Closed iankronquist closed 9 years ago
Apparently this wasn't a serious proposal. I'll close this.
For the record, we're more likely to go down the path of full isolate support. That's more or less equivalent to the cluster module but with everything contained in a single process.
It's not on any roadmap because it's mainly an optimization, not a feature. It would allow optimizing operations like sending or receiving binary data between processes; instead of several read/write system calls, just a memory copy or maybe even a pointer swap would do.
We could hack something like that into the current cluster module if libuv supported shared memory; but it doesn't and making it work reliably on all platforms is not trivial.
@bnoordhuis +1 for that optimisation - the poor performance of IPC in the cluster module is really unfortunate, it means that it's basically impossible to use things like leveldb effectively.
The problem: I want to create a data store with node, using leveldb as a storage backend. Leveldb can only be used by a single process, so ideally I'd run that in the master
process and share it between N worker
processes. The workers would do most of the work, dealing with things like accepting HTTP requests, query parsing, serialisation, validation etc, before sending the query off to leveldb and then formatting the response for the request. Unfortunately the IPC call that requires at the moment totally kills performance. The node leveldb community has come up with things like multilevel to hack around the issue but it's around 10x slower than using leveldb directly. Having a fast way to do this stuff would enable a lot of applications which are currently just too damn expensive.
Is there something fundamental that prevents https://www.npmjs.com/package/webworker-threads from being rolled into iojs/node
@basarat most threading packages on npm just spin up a new isolate inside a thread with some custom API for message passing. What is desirable is to have full-blown instance instead (event loop, require
, etc)
Has there been any movement on WebWorkers in io.js - any available implementations that work properly?
Wow, that github thread is massive. I can't figure out if the change got merged in, whether it is still behind an experimental flag or not.
It would be perfect for me - at the moment I have my own pseudo-worker implementation using cluster.fork(), but the performance is roughly ten times slower in message passing that I see when using a web worker inside Chrome.
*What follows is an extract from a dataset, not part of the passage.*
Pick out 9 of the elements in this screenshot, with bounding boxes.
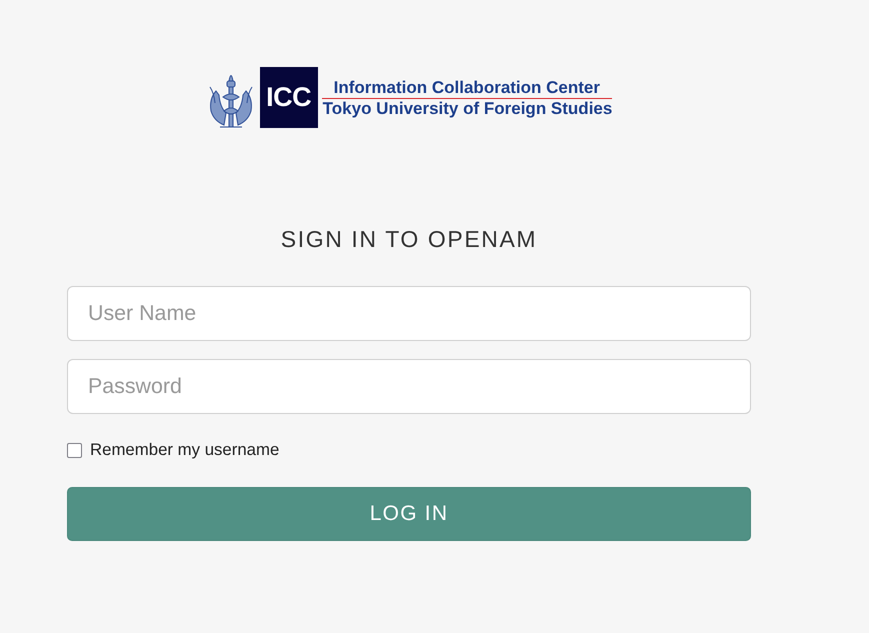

What exists and what is lacking
io.js, understandably, does not have any threading primitives, and gives the outward appearance of being single-threaded. There do exist multi-process primitives which act like popen. Threads and processes serve a very similar purpose but are fundamentally different.
Where webworkers fit
Implementing webworkers in io.js would allow developers to share code between the server and the client. Webworkers are designed for exactly the type of expensive and long running work which server side web applications often perform. It should be noted that webworkers are not part of any javascript standards. Instead, they are part of the HTML standard, and in some companies managed by the teams which work on the DOM.
Use in the community
There already exists an NPM package which emulates the behavior of webworkers. On the one hand, this indicates need from the community, on the other hand it indicates that there exists a method of using webworker APIs and sharing code, potentially obviating the need for a native code implementation. However, a native code implementation could be more efficient. In a similar vein, there exists a plethora of packages for managing web workers, using web workers in iframes, and other purposes. Web workers are widely used by the JS community. Members of the TC have indicated interest in integrating web workers into io.js. I cannot find any bugs in the joyent/node bugtracker which reference web workers. This may indicate that web workers are not actually desired by the community, or that webworkers are a newly emerging standard which arose after node.
What belongs in io.js
Obviously the io.js community doesn't want to implement
the monstrosities which lurk in the DOMcomplicated standards which do not serve the focus of the community. Nor do we want to implement things for which there already exist easy to use and powerful alternatives. However, webworkers offer a powerful, standardized API for running simultaneous javascript tasks.